El informe de la Alta Comisión de Planificación (HCP) atribuye el repunte a la mejora del sector primario tras la sequía, mientras la economía no agrícola pierde ritmo y se desacelera el consumo interno

La recuperación del campo se produce tras un periodo de severa escasez de precipitaciones. / ARCHIVO
Efeagro.
La economía de Marruecos cerró 2025 con un crecimiento del 4,9%, lo que supone una mejora respecto al 4,4% registrado el año anterior, impulsada principalmente por el sector primario y la recuperación de la campaña agrícola tras siete años de sequía, según el informe publicado por la Alta Comisión de Planificación (HCP).
La cifra de crecimiento de 2025 supera tanto la estimación oficial del 3,8% como las proyecciones del Banco Mundial, que situaban el avance en torno al 4,4%.
En términos reales, el sector primario marroquí registró un crecimiento del 7,1% en 2025, revirtiendo la contracción del 5,1% del ejercicio anterior. Este comportamiento se explica por el fuerte repunte de la agricultura, que avanzó un 8,2%, compensando el retroceso del sector pesquero, que cayó un 13% tras haber crecido un 8,8% en 2024.
En términos reales, el sector primario marroquí registró un crecimiento del 7,1% en 2025, revirtiendo la contracción del 5,1% del ejercicio anterior
La recuperación del campo se produce tras un periodo de severa escasez de precipitaciones que redujo en un 38% la cabaña ganadera nacional y obligó a suspender, por primera vez en décadas, el tradicional sacrificio del cordero durante la festividad del Aid al Adha en 2025.
El Gobierno marroquí dio por finalizada la crisis hídrica al inicio de 2026, al declarar ante el Parlamento que el país “ha salido de los siete años de sequía”.

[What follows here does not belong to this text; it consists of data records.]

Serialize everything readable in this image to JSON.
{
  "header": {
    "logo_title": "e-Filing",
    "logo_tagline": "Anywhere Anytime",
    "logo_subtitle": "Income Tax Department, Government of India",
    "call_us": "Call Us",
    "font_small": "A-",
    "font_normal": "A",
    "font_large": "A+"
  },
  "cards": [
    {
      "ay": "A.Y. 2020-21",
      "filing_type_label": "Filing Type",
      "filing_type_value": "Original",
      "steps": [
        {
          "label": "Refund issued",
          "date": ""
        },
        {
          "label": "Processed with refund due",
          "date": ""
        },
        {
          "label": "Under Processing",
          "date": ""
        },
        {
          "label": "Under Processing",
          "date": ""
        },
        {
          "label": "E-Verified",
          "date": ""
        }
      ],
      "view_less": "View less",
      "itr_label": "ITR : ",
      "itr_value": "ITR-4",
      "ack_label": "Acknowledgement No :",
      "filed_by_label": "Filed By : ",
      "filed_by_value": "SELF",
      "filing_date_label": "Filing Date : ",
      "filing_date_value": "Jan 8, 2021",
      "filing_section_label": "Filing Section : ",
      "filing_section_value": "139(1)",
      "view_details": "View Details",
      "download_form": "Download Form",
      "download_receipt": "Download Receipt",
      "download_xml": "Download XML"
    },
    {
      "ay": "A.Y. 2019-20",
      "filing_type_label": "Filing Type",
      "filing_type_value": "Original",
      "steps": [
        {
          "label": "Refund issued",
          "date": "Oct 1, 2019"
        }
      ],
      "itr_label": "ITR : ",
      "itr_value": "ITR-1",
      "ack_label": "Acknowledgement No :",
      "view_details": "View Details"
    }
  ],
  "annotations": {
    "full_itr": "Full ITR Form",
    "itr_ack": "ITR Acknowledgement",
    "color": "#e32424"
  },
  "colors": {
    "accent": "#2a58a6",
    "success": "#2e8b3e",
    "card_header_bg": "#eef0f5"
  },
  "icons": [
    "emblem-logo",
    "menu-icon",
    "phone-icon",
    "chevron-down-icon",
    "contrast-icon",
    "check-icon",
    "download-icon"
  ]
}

Sólo el sector primario se salva
En contraste, las actividades no agrícolas mostraron una desaceleración, pasando de crecer un 5,1% en 2024 a un 3,9% en 2025. Dentro de este bloque, el sector secundario redujo su ritmo de avance del 3,8% al 3,3%, afectado especialmente por la ralentización en electricidad, gas y gestión del agua, que experimentaron una caída significativa en su crecimiento.
El sector servicios también perdió dinamismo, con un avance del 5,6% al 4,3%, condicionado por la menor actividad en transporte y hostelería, así como por la moderación del consumo de los hogares, que apenas creció un 1,2%, frente al 2,9% del año anterior.
El informe destaca además que el crecimiento económico estuvo acompañado por una moderación de la inflación, situada en el 1,6%, y por un fuerte incremento de la inversión bruta, que se disparó un 16,3% debido al impulso de grandes proyectos de infraestructuras en marcha, en parte vinculados a los preparativos del Mundial 2030, que el país organizará junto a Portugal y España.
Como consecuencia de esta dinámica inversora, el volumen de inversión superó al ahorro interno, generando una necesidad de financiación nacional equivalente al 2,5% del PIB, frente al 1,2% registrado en el ejercicio anterior.